The example app’s MainActivity.java The example app’s MainActivity.java

On line 11, we have a GeneratedPluginRegistrant.registerWith(this);. This must be the line that establishes the connection to any Flutter plugin. If we comment out this line in our Flutter example, the app launches, but is stuck in a loading spinner. We also see the error logs talking about an unrecognized plugin.

MissingPluginException log MissingPluginException log

To establish the connection, the PluginRegistry must be set up to access the plugin’s implementation. If GeneratedPluginRegistrant.registerWith(this) isn’t called, then the Flutter library isn’t ever connected and communication is completely shut off. So what happens when process death occurs and this MainActivity was not on the foreground? Whelp. Flutter and Flutter’s plugin registry is never set up, so Android will think everything is fine, but in reality many things could go wrong.

This happened 100% of the time with our SDK because our SDK launches its own Activity (not an instance of FlutterActivity) and the process can die when our Activity is at the top of the Activity stack. Process death is easily reproduced by going into adb shell and running kill -9 <pid> where the <pid> is the Process ID of the Android app.

Finding a solution

In Android, any app is running on its own process and the OS can kill the app, without warning, when it is in a paused or stopped state.

Activity Lifecycle Activity Lifecycle

Typically, we wouldn’t worry about this because the default implementation of Activity.onSavedInstanceState() will save UI information before process death. This means that after process death, the Activity#onCreate()’s savedInstanceState will not be null; which cannot be the only indicator used to detect process death because this will hold true on configuration change. With only a check for savedInstanceState != null, a simple phone rotation will finish our card entry activity.

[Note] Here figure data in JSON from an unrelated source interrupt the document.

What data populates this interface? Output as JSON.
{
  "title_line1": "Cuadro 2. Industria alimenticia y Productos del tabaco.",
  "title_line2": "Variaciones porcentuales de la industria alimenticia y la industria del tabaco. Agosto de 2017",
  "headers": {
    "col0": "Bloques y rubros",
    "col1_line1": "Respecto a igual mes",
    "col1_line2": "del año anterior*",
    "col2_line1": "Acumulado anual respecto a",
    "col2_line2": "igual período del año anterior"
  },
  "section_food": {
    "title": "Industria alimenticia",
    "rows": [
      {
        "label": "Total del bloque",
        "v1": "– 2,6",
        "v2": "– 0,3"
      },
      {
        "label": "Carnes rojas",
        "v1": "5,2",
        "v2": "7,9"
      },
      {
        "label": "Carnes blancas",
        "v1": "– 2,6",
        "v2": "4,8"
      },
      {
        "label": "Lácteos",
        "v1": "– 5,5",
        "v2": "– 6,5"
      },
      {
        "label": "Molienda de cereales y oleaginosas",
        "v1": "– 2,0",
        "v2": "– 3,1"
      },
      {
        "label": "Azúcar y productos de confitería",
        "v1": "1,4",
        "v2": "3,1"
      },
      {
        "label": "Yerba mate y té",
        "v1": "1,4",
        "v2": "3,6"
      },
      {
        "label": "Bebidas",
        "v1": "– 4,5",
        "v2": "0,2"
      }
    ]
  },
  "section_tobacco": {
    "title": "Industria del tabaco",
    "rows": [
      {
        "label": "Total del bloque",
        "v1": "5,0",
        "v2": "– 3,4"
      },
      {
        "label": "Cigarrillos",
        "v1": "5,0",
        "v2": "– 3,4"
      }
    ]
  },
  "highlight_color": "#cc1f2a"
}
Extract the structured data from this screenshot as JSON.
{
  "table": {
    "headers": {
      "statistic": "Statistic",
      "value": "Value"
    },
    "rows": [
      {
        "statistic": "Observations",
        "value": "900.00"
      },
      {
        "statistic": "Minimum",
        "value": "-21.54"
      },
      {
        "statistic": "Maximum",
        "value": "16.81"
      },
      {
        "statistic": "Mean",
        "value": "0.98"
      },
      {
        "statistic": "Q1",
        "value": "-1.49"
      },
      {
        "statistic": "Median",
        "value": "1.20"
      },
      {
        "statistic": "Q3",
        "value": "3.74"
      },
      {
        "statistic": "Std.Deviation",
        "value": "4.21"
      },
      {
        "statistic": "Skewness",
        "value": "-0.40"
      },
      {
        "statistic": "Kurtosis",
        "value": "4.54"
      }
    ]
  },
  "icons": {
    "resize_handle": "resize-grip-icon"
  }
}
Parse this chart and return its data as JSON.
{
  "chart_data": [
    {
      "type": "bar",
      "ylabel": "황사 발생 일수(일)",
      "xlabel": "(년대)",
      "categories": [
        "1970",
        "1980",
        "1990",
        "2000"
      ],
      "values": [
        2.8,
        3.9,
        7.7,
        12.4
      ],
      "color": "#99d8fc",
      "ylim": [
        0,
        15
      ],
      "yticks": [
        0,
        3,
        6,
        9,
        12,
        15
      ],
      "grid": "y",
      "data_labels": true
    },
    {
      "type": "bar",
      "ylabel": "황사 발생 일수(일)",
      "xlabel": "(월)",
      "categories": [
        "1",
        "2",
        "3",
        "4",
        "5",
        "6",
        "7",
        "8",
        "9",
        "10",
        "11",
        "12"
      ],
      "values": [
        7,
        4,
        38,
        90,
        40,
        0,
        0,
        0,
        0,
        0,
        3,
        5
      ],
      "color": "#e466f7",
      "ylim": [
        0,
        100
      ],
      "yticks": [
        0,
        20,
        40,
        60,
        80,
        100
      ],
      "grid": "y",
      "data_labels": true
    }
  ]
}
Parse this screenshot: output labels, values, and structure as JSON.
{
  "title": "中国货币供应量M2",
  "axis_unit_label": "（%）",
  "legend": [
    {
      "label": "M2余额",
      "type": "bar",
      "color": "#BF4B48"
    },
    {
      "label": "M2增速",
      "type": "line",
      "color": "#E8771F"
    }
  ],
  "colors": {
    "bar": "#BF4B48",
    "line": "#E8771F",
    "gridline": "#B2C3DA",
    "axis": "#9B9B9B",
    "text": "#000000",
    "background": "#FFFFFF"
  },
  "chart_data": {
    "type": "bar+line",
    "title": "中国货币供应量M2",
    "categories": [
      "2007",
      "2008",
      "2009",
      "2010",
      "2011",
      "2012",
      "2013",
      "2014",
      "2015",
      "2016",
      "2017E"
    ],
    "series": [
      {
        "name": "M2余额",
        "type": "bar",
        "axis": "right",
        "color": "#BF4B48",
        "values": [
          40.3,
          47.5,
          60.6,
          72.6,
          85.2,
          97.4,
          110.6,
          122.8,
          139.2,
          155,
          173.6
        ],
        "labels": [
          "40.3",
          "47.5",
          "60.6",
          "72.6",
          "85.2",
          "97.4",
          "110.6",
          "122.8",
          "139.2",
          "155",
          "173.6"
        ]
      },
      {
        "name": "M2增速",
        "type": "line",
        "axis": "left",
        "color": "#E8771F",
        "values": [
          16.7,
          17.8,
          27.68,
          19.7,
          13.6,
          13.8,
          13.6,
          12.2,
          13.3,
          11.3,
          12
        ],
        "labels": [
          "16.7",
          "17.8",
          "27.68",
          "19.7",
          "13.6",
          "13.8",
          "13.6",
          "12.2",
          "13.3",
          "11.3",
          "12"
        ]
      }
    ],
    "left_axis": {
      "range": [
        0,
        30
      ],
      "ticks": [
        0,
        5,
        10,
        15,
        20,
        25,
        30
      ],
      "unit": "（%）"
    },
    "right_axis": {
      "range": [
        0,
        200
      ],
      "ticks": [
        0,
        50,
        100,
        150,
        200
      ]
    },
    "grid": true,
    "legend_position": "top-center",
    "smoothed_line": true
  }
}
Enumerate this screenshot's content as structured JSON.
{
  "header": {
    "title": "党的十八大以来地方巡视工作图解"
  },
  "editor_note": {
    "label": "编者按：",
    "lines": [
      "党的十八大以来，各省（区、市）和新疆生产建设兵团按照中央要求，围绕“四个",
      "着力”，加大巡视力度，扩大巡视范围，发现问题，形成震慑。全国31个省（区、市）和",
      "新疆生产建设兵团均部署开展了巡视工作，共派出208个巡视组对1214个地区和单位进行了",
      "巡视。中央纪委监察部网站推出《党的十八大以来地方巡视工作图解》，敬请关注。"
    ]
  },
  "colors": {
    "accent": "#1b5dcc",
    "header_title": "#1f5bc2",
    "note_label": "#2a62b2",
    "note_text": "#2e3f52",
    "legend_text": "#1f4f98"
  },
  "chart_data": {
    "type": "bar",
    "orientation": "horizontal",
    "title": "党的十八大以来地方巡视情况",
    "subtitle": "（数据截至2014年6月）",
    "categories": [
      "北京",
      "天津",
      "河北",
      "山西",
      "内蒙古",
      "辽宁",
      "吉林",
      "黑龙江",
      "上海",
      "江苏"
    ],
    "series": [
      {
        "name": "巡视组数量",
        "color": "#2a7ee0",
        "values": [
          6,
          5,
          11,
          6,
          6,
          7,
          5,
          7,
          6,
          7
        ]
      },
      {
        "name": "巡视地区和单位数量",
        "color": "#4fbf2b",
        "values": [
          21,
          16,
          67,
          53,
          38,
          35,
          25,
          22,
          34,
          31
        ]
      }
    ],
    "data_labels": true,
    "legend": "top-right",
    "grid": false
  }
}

Leveraging this information, we need to create something in memory that is always associated with the class until process death. We will need to create an object that will persist on rotation, but will be flushed out on process death.

This sounds like an excellent use-case for a lastCustomNonConfigurationInstance():

  • Retrieve the non-configuration instance data that was previously returned by onRetainNonConfigurationInstance().

We can use this to retain something about our own state during rotation and since it’s part of the activity, it will reset to null when the activity dies. This means we can override onRetainCustomNonConfigurationInstance() to return an empty object that we will use as part of our process death detection.

For the purpose of checking if this process was killed on the first onCreate() after process death, this is a great solution. All we would need to do is to add this code snippet into our Activity:

@Override
protected void onCreate(Bundle savedInstanceState) {
  if (savedInstanceState != null && getLastNonConfigurationInstance() == null) {
    // Finish Activity
  }
}

@Override
protected void onRetainCustomNonConfigurationInstance() {
  return new Object();
}

The Object that we return can be anything. Using just an empty Object is to show that we can put anything in there and help us aid for process death. You could already be using this as a way to retain your Dagger component or something as important. By combining these two checks together, then we find an excellent solution for our problem: we will finish out activity after process death to have the Flutter app’s MainActivity set up anything that it needs. Now our Flutter developers won’t have to worry about missing out on a credit card nonce because of process death.